True, it's the love and emotional support that matter most. But money concerns do influence relationships, no matter whether we want them to or not.
I don't envy you those student loans, TSM. We saved about 90% of my professional salary for the last 15 years or so when I was still working, and fortunately that's there now for me and our son to go to school on. Our son's in his third year of college at an expensive school. It took some planning so we could swing all that. My husband is a cardiologist, and he was starting residency when we were first married. His first years of practice went directly to paying back those loans. We knew that if I went to med school once our son was grown and gone, we needed to find another way to support that, so we saved. Heck, I'll be so old by the time I get out that I'd barely have the chance to practice medicine long enough to pay back debts if I incurred any.
Where are you in dental school and what year? I'm in my first year at UT-Southwestern Medical in Dallas. I understand the first two years of our curricula are almost identical, then y'all start branching off into teeth and we stay with the rest of the body. I find medical biochemistry the most intimidating course I'm in currently. Nice talking with you!

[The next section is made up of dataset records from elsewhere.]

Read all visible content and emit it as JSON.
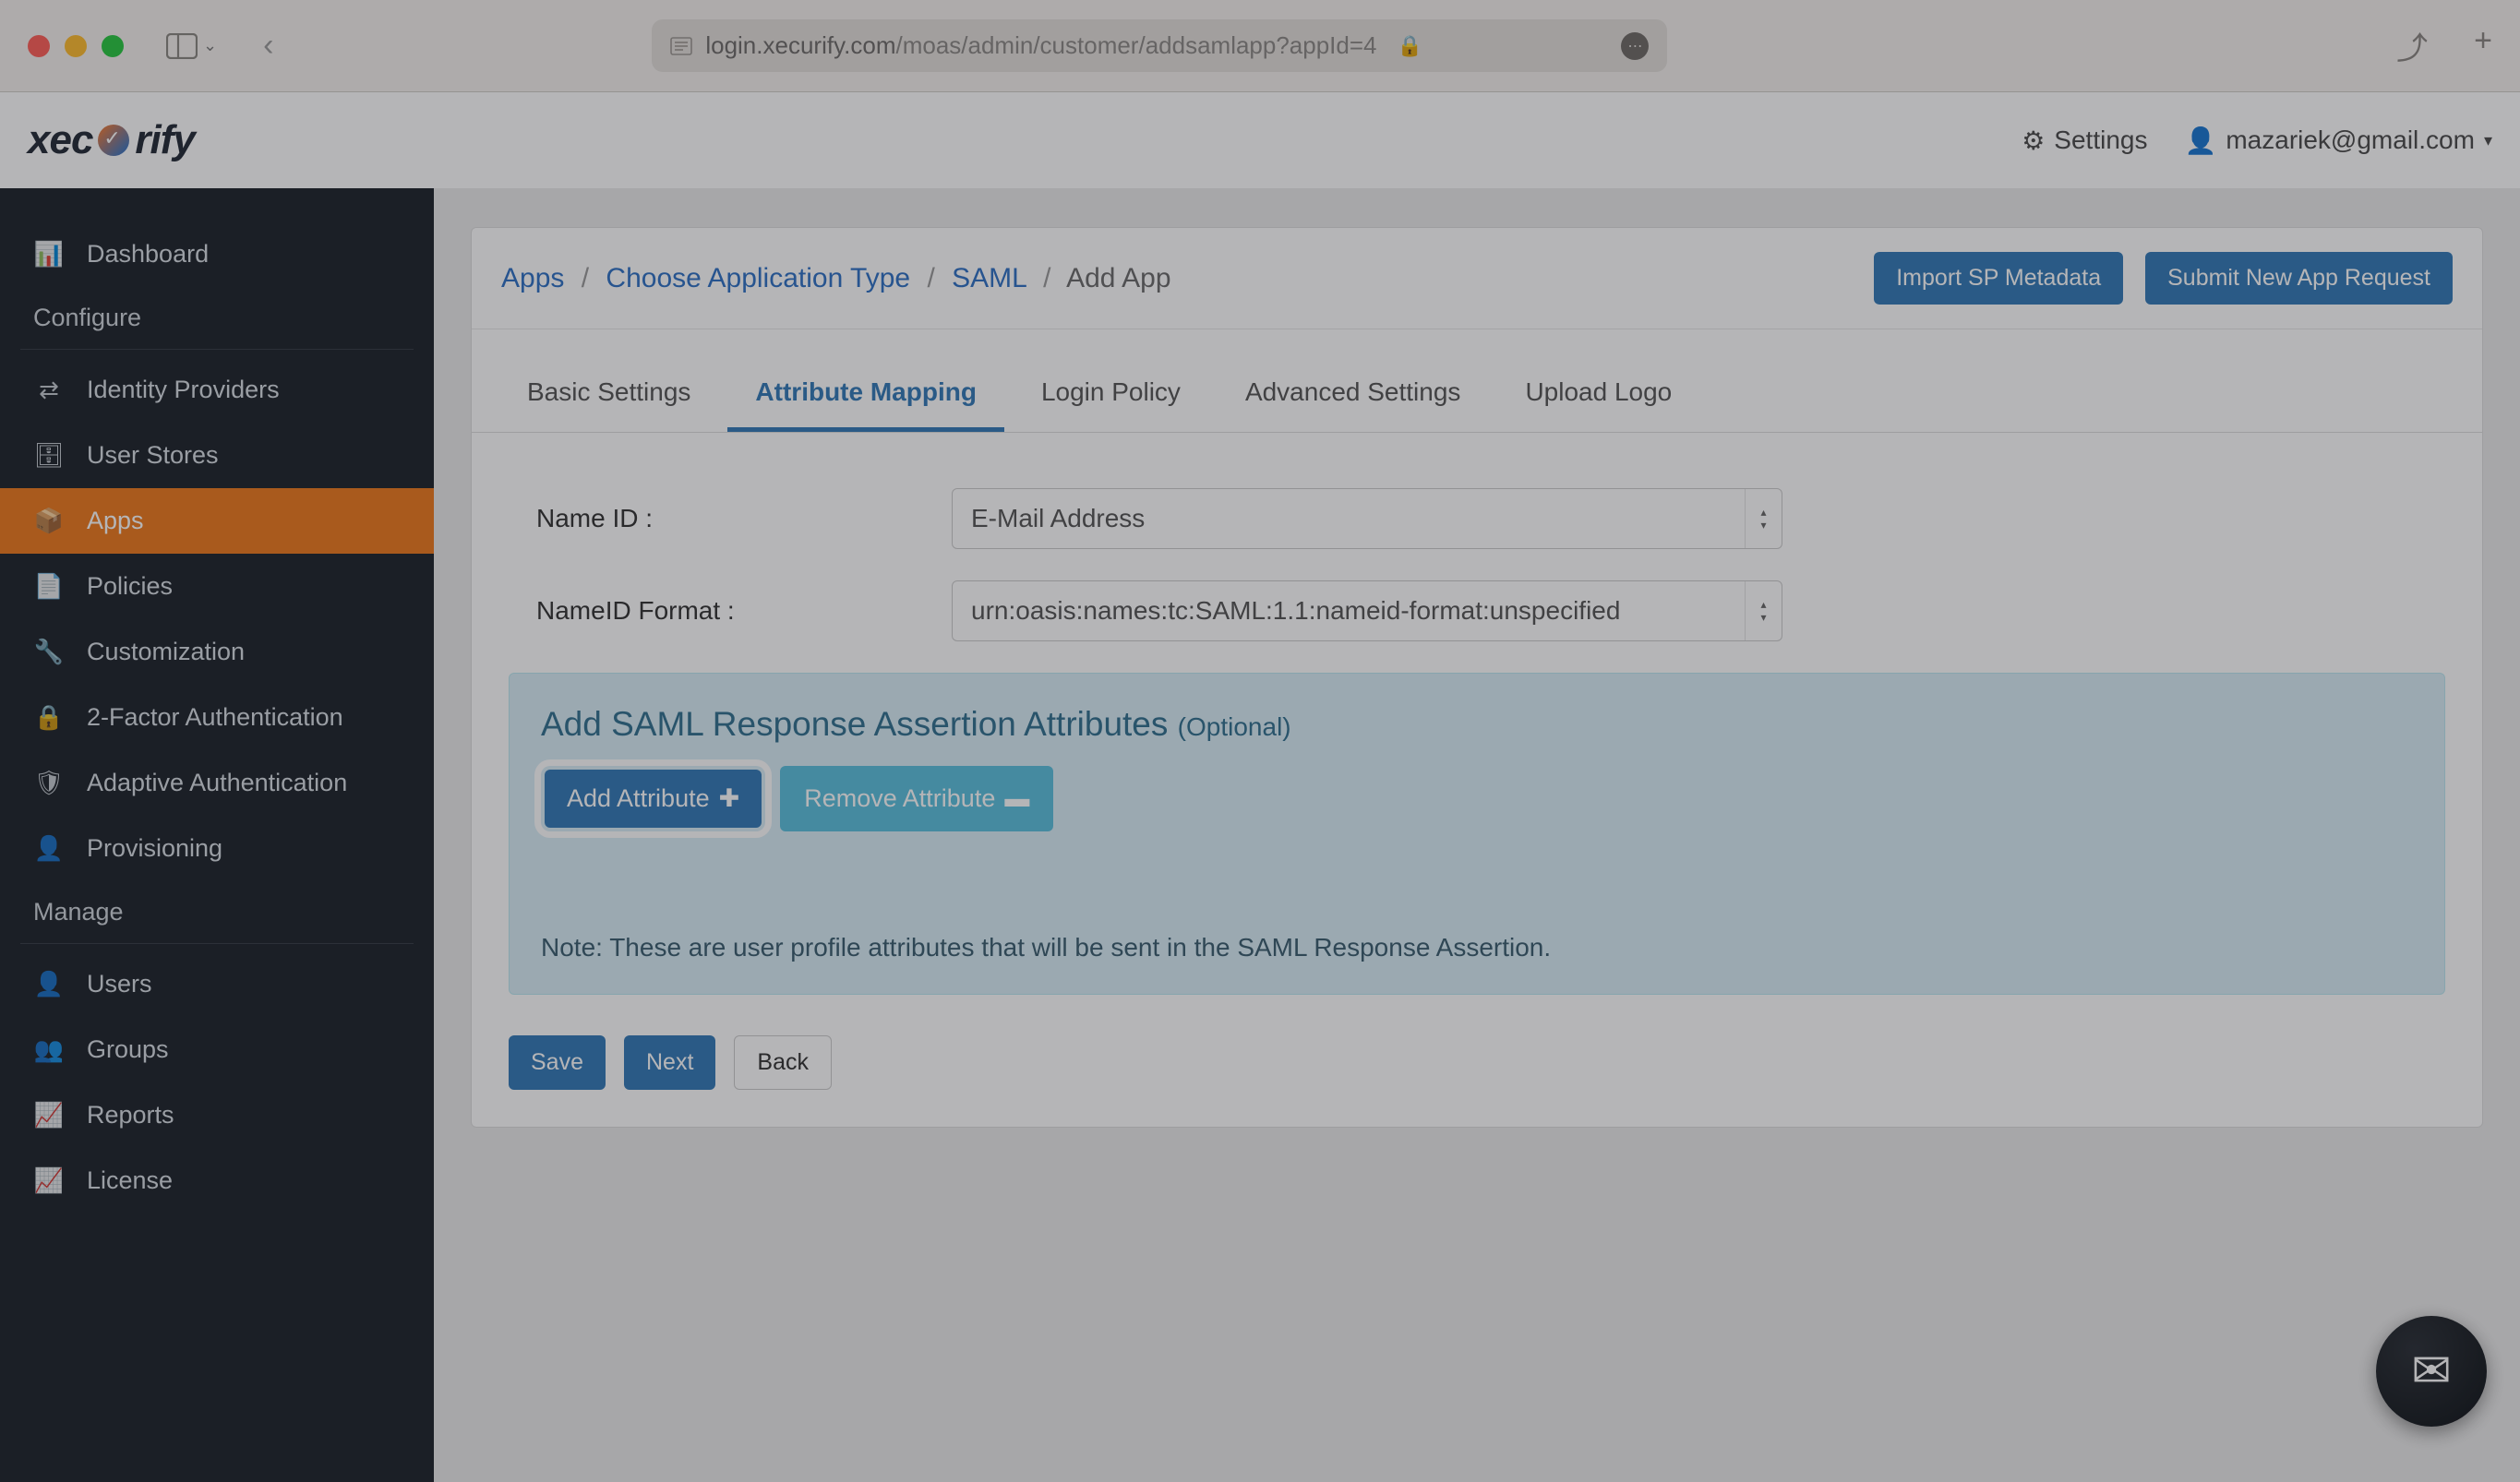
{
  "browser": {
    "url_host": "login.xecurify.com",
    "url_path": "/moas/admin/customer/addsamlapp?appId=4"
  },
  "logo": {
    "prefix": "xec",
    "suffix": "rify"
  },
  "header": {
    "settings_label": "Settings",
    "user_email": "mazariek@gmail.com"
  },
  "sidebar": {
    "section_configure": "Configure",
    "items_configure": [
      {
        "key": "dashboard",
        "label": "Dashboard",
        "icon": "📊"
      },
      {
        "key": "identity-providers",
        "label": "Identity Providers",
        "icon": "⇄"
      },
      {
        "key": "user-stores",
        "label": "User Stores",
        "icon": "🗄"
      },
      {
        "key": "apps",
        "label": "Apps",
        "icon": "📦",
        "active": true
      },
      {
        "key": "policies",
        "label": "Policies",
        "icon": "📄"
      },
      {
        "key": "customization",
        "label": "Customization",
        "icon": "🔧"
      },
      {
        "key": "2fa",
        "label": "2-Factor Authentication",
        "icon": "🔒"
      },
      {
        "key": "adaptive-auth",
        "label": "Adaptive Authentication",
        "icon": "🛡"
      },
      {
        "key": "provisioning",
        "label": "Provisioning",
        "icon": "👤"
      }
    ],
    "section_manage": "Manage",
    "items_manage": [
      {
        "key": "users",
        "label": "Users",
        "icon": "👤"
      },
      {
        "key": "groups",
        "label": "Groups",
        "icon": "👥"
      },
      {
        "key": "reports",
        "label": "Reports",
        "icon": "📈"
      },
      {
        "key": "license",
        "label": "License",
        "icon": "📈"
      }
    ]
  },
  "breadcrumbs": {
    "items": [
      {
        "label": "Apps"
      },
      {
        "label": "Choose Application Type"
      },
      {
        "label": "SAML"
      },
      {
        "label": "Add App",
        "current": true
      }
    ]
  },
  "actions": {
    "import_metadata": "Import SP Metadata",
    "submit_request": "Submit New App Request"
  },
  "tabs": {
    "items": [
      {
        "key": "basic",
        "label": "Basic Settings"
      },
      {
        "key": "attribute-mapping",
        "label": "Attribute Mapping",
        "active": true
      },
      {
        "key": "login-policy",
        "label": "Login Policy"
      },
      {
        "key": "advanced",
        "label": "Advanced Settings"
      },
      {
        "key": "upload-logo",
        "label": "Upload Logo"
      }
    ]
  },
  "form": {
    "name_id_label": "Name ID :",
    "name_id_value": "E-Mail Address",
    "nameid_format_label": "NameID Format :",
    "nameid_format_value": "urn:oasis:names:tc:SAML:1.1:nameid-format:unspecified"
  },
  "attr_panel": {
    "title_main": "Add SAML Response Assertion Attributes ",
    "title_optional": "(Optional)",
    "add_btn": "Add Attribute",
    "remove_btn": "Remove Attribute",
    "note": "Note: These are user profile attributes that will be sent in the SAML Response Assertion."
  },
  "footer": {
    "save": "Save",
    "next": "Next",
    "back": "Back"
  }
}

I go to the University of Minnesota and I'd rather not give further identifying details. Let's just say I've been there long enough to know the ropes, but not long enough to have a license.
For us, the first two years are both medical and dental, but after second year we start to drop the medical stuff and do mostly dental.

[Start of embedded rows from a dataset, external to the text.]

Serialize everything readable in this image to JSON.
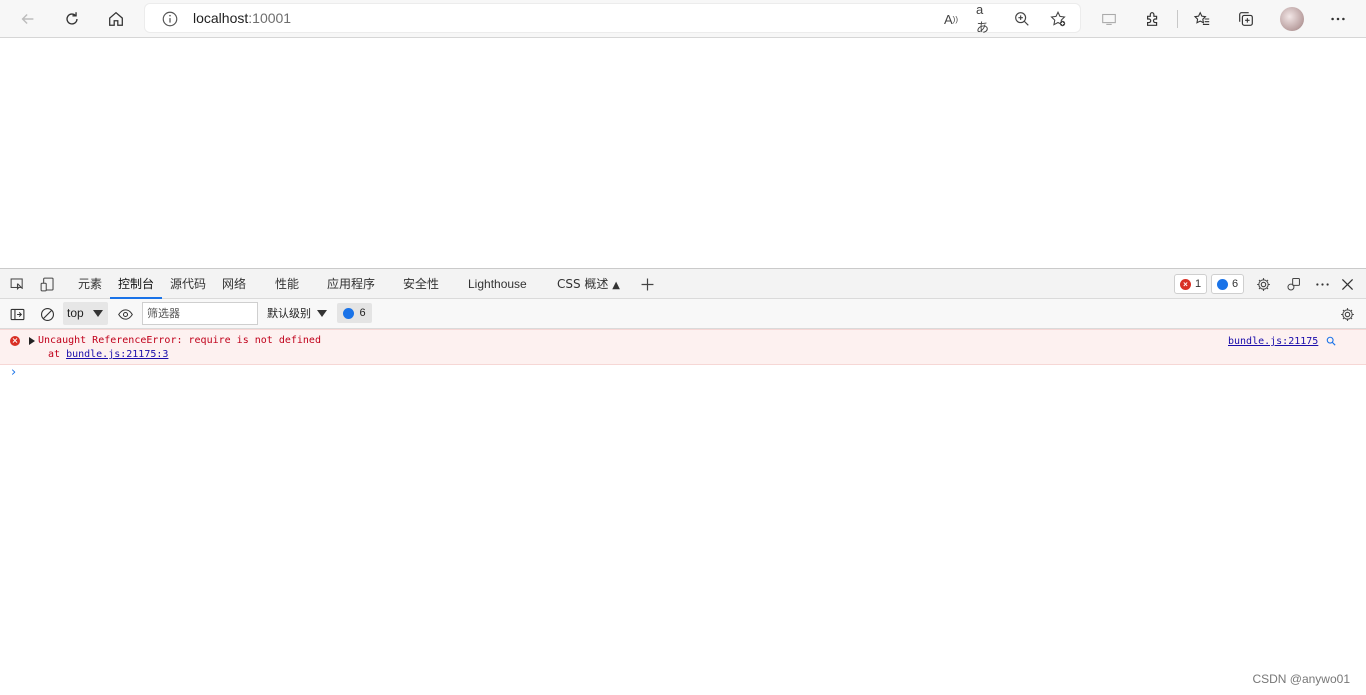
{
  "browser": {
    "url_host": "localhost",
    "url_port": ":10001",
    "read_aloud_icon_text": "A",
    "translate_icon_text": "aあ"
  },
  "devtools": {
    "tabs": [
      {
        "label": "元素"
      },
      {
        "label": "控制台"
      },
      {
        "label": "源代码"
      },
      {
        "label": "网络"
      },
      {
        "label": "性能"
      },
      {
        "label": "应用程序"
      },
      {
        "label": "安全性"
      },
      {
        "label": "Lighthouse"
      },
      {
        "label": "CSS 概述"
      }
    ],
    "error_count": "1",
    "message_count": "6"
  },
  "console_toolbar": {
    "context": "top",
    "filter_placeholder": "筛选器",
    "levels": "默认级别",
    "message_count": "6"
  },
  "console": {
    "error_message": "Uncaught ReferenceError: require is not defined",
    "error_at_prefix": "at ",
    "error_at_link": "bundle.js:21175:3",
    "error_source": "bundle.js:21175",
    "prompt": "›"
  },
  "watermark": "CSDN @anywo01",
  "colors": {
    "accent": "#1a73e8",
    "error": "#d93025",
    "error_bg": "#fdf1f0"
  }
}
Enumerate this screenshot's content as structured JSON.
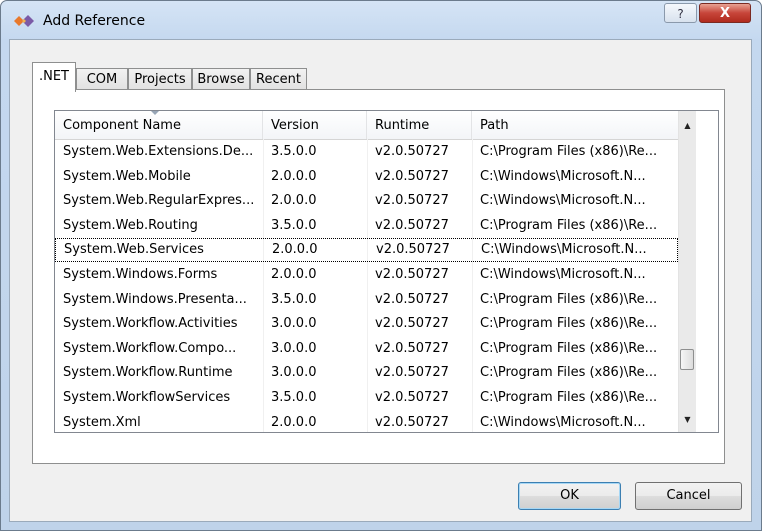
{
  "window": {
    "title": "Add Reference",
    "help_glyph": "?",
    "close_glyph": "X"
  },
  "tabs": [
    ".NET",
    "COM",
    "Projects",
    "Browse",
    "Recent"
  ],
  "active_tab": ".NET",
  "columns": [
    "Component Name",
    "Version",
    "Runtime",
    "Path"
  ],
  "rows": [
    [
      "System.Web.Extensions.De...",
      "3.5.0.0",
      "v2.0.50727",
      "C:\\Program Files (x86)\\Re..."
    ],
    [
      "System.Web.Mobile",
      "2.0.0.0",
      "v2.0.50727",
      "C:\\Windows\\Microsoft.N..."
    ],
    [
      "System.Web.RegularExpres...",
      "2.0.0.0",
      "v2.0.50727",
      "C:\\Windows\\Microsoft.N..."
    ],
    [
      "System.Web.Routing",
      "3.5.0.0",
      "v2.0.50727",
      "C:\\Program Files (x86)\\Re..."
    ],
    [
      "System.Web.Services",
      "2.0.0.0",
      "v2.0.50727",
      "C:\\Windows\\Microsoft.N..."
    ],
    [
      "System.Windows.Forms",
      "2.0.0.0",
      "v2.0.50727",
      "C:\\Windows\\Microsoft.N..."
    ],
    [
      "System.Windows.Presenta...",
      "3.5.0.0",
      "v2.0.50727",
      "C:\\Program Files (x86)\\Re..."
    ],
    [
      "System.Workflow.Activities",
      "3.0.0.0",
      "v2.0.50727",
      "C:\\Program Files (x86)\\Re..."
    ],
    [
      "System.Workflow.Compo...",
      "3.0.0.0",
      "v2.0.50727",
      "C:\\Program Files (x86)\\Re..."
    ],
    [
      "System.Workflow.Runtime",
      "3.0.0.0",
      "v2.0.50727",
      "C:\\Program Files (x86)\\Re..."
    ],
    [
      "System.WorkflowServices",
      "3.5.0.0",
      "v2.0.50727",
      "C:\\Program Files (x86)\\Re..."
    ],
    [
      "System.Xml",
      "2.0.0.0",
      "v2.0.50727",
      "C:\\Windows\\Microsoft.N..."
    ]
  ],
  "selected_row": "System.Web.Services",
  "sort_column": "Component Name",
  "buttons": {
    "ok": "OK",
    "cancel": "Cancel"
  },
  "scrollbar": {
    "up_glyph": "▲",
    "down_glyph": "▼",
    "position_fraction": 0.8
  },
  "icons": {
    "app": "visual-studio-icon",
    "help": "help-icon",
    "close": "close-icon"
  }
}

Biochemistry was super-hard for me. I wouldn't want to do it again.
Keep up the good work, Dr. Bird.
Hey Justin, Fox hills where? I got a fox hills by me here in Michigan that does that.

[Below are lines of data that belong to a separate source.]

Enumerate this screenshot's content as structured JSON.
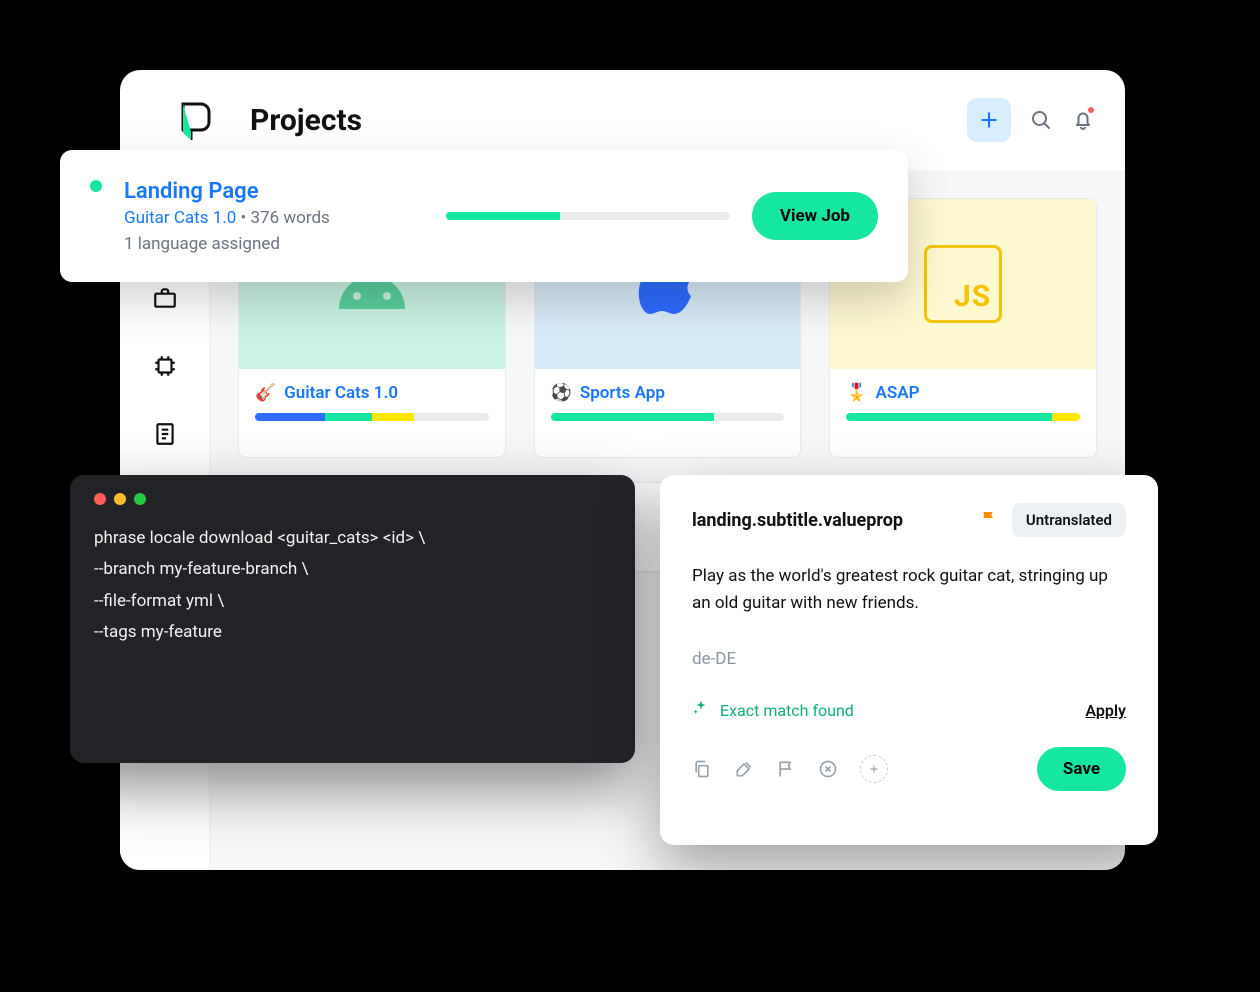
{
  "header": {
    "title": "Projects"
  },
  "projects": [
    {
      "emoji": "🎸",
      "name": "Guitar Cats 1.0",
      "segments": [
        {
          "color": "blue",
          "pct": 30
        },
        {
          "color": "teal",
          "pct": 20
        },
        {
          "color": "yellow",
          "pct": 18
        }
      ]
    },
    {
      "emoji": "⚽",
      "name": "Sports App",
      "segments": [
        {
          "color": "teal",
          "pct": 70
        }
      ]
    },
    {
      "emoji": "🎖️",
      "name": "ASAP",
      "segments": [
        {
          "color": "teal",
          "pct": 88
        },
        {
          "color": "yellow",
          "pct": 12
        }
      ]
    }
  ],
  "job": {
    "title": "Landing Page",
    "project": "Guitar Cats 1.0",
    "words": "376 words",
    "languages": "1 language assigned",
    "progress_pct": 40,
    "button": "View Job"
  },
  "terminal": {
    "lines": [
      "phrase locale download <guitar_cats> <id> \\",
      "--branch my-feature-branch \\",
      "--file-format yml \\",
      "--tags my-feature"
    ]
  },
  "editor": {
    "key": "landing.subtitle.valueprop",
    "status": "Untranslated",
    "source": "Play as the world's greatest rock guitar cat, stringing up an old guitar with new friends.",
    "locale": "de-DE",
    "match_text": "Exact match found",
    "apply": "Apply",
    "save": "Save"
  }
}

I used to work at a farm running their fresh produce stands. Id make a cool 5-600$ a week cash. And workin with everyone was awsome. But now that winter came they closed it all down and needed no help. I miss it. It was alot of physical work in a day and now its all boring.
Thanks for your general location. I didn't mean to delve into details. Just wondered if you were down here anywhere nearby. Goodness, I can't imagine the winters in Minnesota, but then I'm sure you'd feel the same way about Texas summers.Quote:
Originally Posted by TheSmokingMonkey
Biochem is a scary thing. I feel constantly panicked in there. We don't have a UT-Southwestern dental branch in Dallas, so we're just med students alone in the first two classrom years, although there are some so-called allied health students in some of our classes on occasion. The UT dental schools are in San Antonio and Houston, I believe.
Are dental students the same as med students in that they take the board exams after the first two years of classroom training? I suspect it's the same way for y'all, but I'm curious.
Hey, man. I work in Wisconsin. Website is www.fox-hills.com I think your site for your fox-hills is www.foxhills.com.Quote:
Originally Posted by ToDrunkToFish
Carpenter, just got done framing and putting a roof on a deck of
a rather large house. My pay is differnt from job to job but I
cleared $1,500 on that deck ,it took 10 days to complete.
42 year old retiree. The woman's a bit older and she'll be retiring at the end of this year. After that, we dunno what we're going to do, probably relax for a year or two and see if we have enough money to stay retired. We have no kids, the house is paid for, the car is paid for (and doesn't even have 30k miles on it yet even though it's a 2000 model), pretty much everything is paid for really, very little left on credit, so we'll probably be okay.